Once you're in orbit you get between systems by using hyperdrive engines. The physics behind these is understood by relatively few people. You can plot a hyperspace course to your destination based on the known characteristics of your particular hyperdrive, but you can never be sure exactly where you'll come out. Most pilots rely on well known, preprogrammed courses. New, efficient courses are very hard to work out (and vary for each type of hyperdrive). Get a new course wrong, or even be slightly unlucky, and you'll never be seen again. New, efficient, or otherwise special routes are therefore valuable secrets to have. Some hyperdrive designs are more accurate and therefore easier to navigate with (or at least there's more data available on their idiosyncrasies) than others. Also some hyperspace physicists have the skill to plot faster courses than others. One good thing about hyperspace travel is that you don't experience time spent in hyperspace, so travel seems instantaneous even though it's not. The exact time taken can't be predicted in advance for a new route.

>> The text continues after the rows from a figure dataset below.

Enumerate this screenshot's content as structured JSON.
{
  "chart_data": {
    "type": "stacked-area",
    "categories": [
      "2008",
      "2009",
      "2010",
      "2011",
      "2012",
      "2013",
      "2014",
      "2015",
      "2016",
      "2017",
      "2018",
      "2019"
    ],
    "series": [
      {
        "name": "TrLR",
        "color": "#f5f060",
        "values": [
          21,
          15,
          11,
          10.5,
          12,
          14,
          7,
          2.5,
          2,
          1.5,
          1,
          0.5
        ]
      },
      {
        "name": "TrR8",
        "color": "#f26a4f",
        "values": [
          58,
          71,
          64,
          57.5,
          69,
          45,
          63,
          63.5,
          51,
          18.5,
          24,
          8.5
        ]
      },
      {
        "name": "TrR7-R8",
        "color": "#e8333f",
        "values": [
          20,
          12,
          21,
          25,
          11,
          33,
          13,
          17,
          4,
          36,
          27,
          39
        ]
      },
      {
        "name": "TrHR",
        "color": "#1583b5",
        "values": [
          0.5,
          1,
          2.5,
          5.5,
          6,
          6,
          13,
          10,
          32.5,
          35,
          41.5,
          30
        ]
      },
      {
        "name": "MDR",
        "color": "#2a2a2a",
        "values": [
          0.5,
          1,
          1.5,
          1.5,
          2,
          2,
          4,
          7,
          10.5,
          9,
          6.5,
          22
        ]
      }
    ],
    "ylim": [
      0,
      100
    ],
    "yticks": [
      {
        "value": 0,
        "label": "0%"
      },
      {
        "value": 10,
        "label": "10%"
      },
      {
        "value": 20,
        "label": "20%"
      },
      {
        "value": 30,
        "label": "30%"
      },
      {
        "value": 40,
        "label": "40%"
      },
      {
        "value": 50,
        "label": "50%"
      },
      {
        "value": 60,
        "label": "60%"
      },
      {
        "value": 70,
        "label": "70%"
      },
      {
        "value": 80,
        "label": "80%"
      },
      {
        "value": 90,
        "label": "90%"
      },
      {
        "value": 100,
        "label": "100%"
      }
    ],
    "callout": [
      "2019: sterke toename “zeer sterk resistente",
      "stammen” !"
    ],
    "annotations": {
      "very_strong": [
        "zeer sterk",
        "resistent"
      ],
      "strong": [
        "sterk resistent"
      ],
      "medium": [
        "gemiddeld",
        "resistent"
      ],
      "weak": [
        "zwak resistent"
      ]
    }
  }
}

Hyperspace navigation is an art even with a well-understood hyperdrive. All other things being equal, the longer you're prepared to allow the journey to take, the more accurate the end position will be and vice versa. The presence of strong gravitational fields in the places you enter and exit hyperspace also affects accuracy, so sensible people try to do this well away from planets. This has the effect that all inter-system journeys appear to the travellers to take about the same amount of time from end to end: a couple of days. Several organisations have active research programmes into hyperspace travel with endpoints on planetary surfaces. So far none of the volunteers who tested these drives has ever been seen again.

Spaceships tend to be physically large as they have to contain all of the technology for hyperdrives and teleports. They obviously have to be constructed in orbit and this requires complicated facilities, so most systems don't have a local shipbuilder. This makes them extremely expensive commodities. However, ships last for a very long time if carefully looked after.

The PCs want to get off planet for some reason: to see the Universe, to avoid debt collectors, to get over a tragic love affair...the usual sort of stuff. They have filled in the application form for the Vega Trading Company's annual recruitment exercise, and after a long and competitive selection procedure have been accepted. The PCs clearly all have something the VTC's HR department wanted; whether it was useful skills, valuable assets, or simply the return of certain photographic negatives is up to the individual player. Now they are about to get their first assignment and go outside their home system for the very first time.